A detailed earthquake catalog using Machine Learning-based methods for Tuscany, Italy

Juan Porras1, Konstantinos Michailos1, Genevieve Savard1, Domenico Montanari2, Gilberto Saccorotti3, Marco Bonini2, Davide Piccinini3, Nicola Piana-Agostinetti5, Chiara Del Ventisette4, and Matteo Lupi1
Juan Porras et al.
  • 1University of Geneva, Department of Earth Sciences, Renens, Switzerland (juan.porrasloria@unige.ch)
  • 2Institute of Geosciences and Earth Resources- CNR, Florence, Italy
  • 3Istituto Nazionale di Geofisica e Vulcanologia, Italy
  • 4Department of Earth Sciences, University of Florence, Italy
  • 5Department of Earth and Environmental Sciences, Universita' di Milano Bicocca, Italy

Seismic activity in Tuscany, Italy, is driven by the interplay between complex tectonics and local geological processes. Fluid-driven seismic sequences may occur in high-enthalpy geothermal regions, such as the Larderello-Travale Geothermal Field (LTGF), the oldest and among the most productive geothermal systems of the world. To better understand the regional tectonic setting, we build a detailed seismic catalog of earthquake hypocenters and magnitudes from a composite seismic network consisting of 30 temporary stations deployed in Tuscany in the framework of a temporary experiment (TEMPEST), during a period of one year (from September 2020 to September 2021) and 30 permanent seismic stations from the Istituto Nazionale di Geofisica e Vulcanologia (INGV).

We applied an automated processing routine including a machine learning (ML) phase picker, PhaseNet, and the Gaussian Mixture Model Association (GAMMA) algorithm, a sequential earthquake association and location workflow. We initially obtain nearly 1 million P-phases and 2 million S-phases, yielding in around 5 thousand detected events. We then located the events with NonLinLoc and applied a quality factor metrics to filter out potential false detections (22%) and recognize the high quality solutions which represents 30% of the initial 5 thousand locations with moment magnitudes (Mw) ranging between 0.5 to 2.9, and depths generally shallower than 15 km. Further steps involve the location analysis of the remaining events from the initial catalog.
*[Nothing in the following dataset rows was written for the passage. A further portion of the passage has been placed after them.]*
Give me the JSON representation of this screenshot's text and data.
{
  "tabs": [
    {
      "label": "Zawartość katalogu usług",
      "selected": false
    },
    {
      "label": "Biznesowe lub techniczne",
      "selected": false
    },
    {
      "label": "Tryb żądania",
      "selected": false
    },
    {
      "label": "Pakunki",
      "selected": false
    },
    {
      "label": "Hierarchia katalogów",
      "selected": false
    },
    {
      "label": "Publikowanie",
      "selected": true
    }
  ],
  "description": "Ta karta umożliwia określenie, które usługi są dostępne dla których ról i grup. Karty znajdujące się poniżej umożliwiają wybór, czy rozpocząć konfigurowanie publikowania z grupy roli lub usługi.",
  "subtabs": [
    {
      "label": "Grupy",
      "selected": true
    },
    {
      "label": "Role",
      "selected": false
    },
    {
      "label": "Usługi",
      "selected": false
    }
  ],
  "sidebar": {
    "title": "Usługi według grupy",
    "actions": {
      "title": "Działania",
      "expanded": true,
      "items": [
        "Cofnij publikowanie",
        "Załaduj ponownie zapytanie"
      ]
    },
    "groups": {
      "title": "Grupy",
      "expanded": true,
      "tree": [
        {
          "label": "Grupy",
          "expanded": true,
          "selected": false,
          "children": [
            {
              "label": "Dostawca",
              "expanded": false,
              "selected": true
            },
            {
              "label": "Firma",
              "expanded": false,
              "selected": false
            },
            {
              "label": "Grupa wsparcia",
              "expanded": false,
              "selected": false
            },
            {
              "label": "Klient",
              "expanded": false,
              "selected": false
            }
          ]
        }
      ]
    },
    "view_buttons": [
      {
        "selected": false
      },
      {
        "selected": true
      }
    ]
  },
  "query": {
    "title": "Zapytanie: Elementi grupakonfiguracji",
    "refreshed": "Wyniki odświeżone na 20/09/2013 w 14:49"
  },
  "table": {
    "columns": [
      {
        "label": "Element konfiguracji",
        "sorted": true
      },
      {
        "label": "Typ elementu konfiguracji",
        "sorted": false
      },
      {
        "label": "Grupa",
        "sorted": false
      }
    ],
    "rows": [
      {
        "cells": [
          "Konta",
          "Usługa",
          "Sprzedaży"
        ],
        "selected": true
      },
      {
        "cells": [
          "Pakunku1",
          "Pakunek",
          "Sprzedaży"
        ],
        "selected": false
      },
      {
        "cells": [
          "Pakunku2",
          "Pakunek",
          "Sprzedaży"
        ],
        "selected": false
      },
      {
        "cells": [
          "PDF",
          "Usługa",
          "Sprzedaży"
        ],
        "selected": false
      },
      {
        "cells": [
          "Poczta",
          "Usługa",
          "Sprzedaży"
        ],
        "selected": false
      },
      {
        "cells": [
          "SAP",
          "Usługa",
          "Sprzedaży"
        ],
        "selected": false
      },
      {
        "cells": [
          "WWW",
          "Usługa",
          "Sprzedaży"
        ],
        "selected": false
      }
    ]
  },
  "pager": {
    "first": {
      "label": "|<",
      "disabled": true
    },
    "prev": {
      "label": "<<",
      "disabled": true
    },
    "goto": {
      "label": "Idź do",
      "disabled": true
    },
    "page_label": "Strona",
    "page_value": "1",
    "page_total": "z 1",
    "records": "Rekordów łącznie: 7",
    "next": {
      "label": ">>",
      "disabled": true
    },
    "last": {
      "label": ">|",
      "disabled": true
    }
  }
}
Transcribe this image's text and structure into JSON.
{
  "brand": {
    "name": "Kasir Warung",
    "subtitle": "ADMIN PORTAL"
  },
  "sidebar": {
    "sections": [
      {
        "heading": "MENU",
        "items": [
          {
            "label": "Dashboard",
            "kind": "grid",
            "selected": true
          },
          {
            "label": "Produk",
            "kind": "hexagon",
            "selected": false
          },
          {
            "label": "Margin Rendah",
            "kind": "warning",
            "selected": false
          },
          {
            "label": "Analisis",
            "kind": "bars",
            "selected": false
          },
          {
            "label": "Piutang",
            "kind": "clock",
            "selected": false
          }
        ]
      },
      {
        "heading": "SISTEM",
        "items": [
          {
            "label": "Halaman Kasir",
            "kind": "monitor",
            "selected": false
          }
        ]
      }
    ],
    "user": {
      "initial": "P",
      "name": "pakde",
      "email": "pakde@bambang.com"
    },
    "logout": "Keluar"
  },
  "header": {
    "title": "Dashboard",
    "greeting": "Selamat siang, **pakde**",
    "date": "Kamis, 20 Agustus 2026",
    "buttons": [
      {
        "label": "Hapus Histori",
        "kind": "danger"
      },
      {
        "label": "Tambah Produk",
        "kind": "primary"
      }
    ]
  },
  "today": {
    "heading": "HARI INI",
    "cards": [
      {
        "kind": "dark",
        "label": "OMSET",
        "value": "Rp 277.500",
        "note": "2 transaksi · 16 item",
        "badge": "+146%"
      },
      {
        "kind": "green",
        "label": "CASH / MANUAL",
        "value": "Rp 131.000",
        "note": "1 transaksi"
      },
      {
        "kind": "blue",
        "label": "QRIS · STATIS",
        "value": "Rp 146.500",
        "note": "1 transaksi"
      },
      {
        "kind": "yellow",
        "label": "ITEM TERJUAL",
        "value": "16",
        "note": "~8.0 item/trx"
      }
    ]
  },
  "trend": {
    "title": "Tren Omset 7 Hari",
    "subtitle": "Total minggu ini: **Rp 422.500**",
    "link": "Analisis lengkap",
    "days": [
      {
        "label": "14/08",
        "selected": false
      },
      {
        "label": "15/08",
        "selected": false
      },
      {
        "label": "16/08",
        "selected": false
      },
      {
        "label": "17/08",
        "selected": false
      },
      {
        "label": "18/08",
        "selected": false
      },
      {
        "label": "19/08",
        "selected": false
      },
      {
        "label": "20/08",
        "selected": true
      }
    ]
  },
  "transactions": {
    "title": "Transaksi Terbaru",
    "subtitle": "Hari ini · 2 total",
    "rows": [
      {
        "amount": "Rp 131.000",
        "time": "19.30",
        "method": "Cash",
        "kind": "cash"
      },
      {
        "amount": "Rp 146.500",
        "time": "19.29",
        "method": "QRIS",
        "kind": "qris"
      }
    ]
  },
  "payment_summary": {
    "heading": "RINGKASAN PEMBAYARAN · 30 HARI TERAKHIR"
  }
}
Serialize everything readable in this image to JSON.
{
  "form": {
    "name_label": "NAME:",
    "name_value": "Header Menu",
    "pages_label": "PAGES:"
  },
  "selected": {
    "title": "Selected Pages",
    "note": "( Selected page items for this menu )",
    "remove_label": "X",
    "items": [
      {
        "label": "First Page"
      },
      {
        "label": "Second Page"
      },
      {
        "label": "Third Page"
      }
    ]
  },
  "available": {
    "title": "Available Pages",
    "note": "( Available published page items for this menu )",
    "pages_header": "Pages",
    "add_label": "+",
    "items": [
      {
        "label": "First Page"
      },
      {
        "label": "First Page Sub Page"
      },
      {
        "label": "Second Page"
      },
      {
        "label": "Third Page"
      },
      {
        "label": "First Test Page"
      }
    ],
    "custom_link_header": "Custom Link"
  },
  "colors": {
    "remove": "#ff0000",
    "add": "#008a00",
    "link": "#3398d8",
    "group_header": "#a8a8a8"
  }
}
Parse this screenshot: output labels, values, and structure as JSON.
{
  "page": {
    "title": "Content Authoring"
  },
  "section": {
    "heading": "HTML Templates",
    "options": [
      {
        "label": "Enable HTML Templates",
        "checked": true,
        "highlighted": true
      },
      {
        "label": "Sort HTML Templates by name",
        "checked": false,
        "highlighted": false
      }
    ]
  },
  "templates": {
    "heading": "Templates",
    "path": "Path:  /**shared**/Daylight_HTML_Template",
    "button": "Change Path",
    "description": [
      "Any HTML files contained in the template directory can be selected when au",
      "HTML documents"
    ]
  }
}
Moreover, we will apply relative earthquake location methods to better constrain already evident seismicity clusters. We also plan to calculate focal mechanisms from first-motion polarities and Moment Tensor (MT) inversion to investigate the earthquake sources in the highlighted tectonic features.

This work represents the starting point of the project “Multidisciplinary and InteGRated Approach for geoThermal Exploration” (MIGRATE). The goal of MIGRATE is to streamline passive seismic exploration methods for the investigation of geothermal resources, while addressing relevant scientific questions. This will result in the development of an automatized end-to-end tool to prospect the upper crust and identify potential geothermal targets.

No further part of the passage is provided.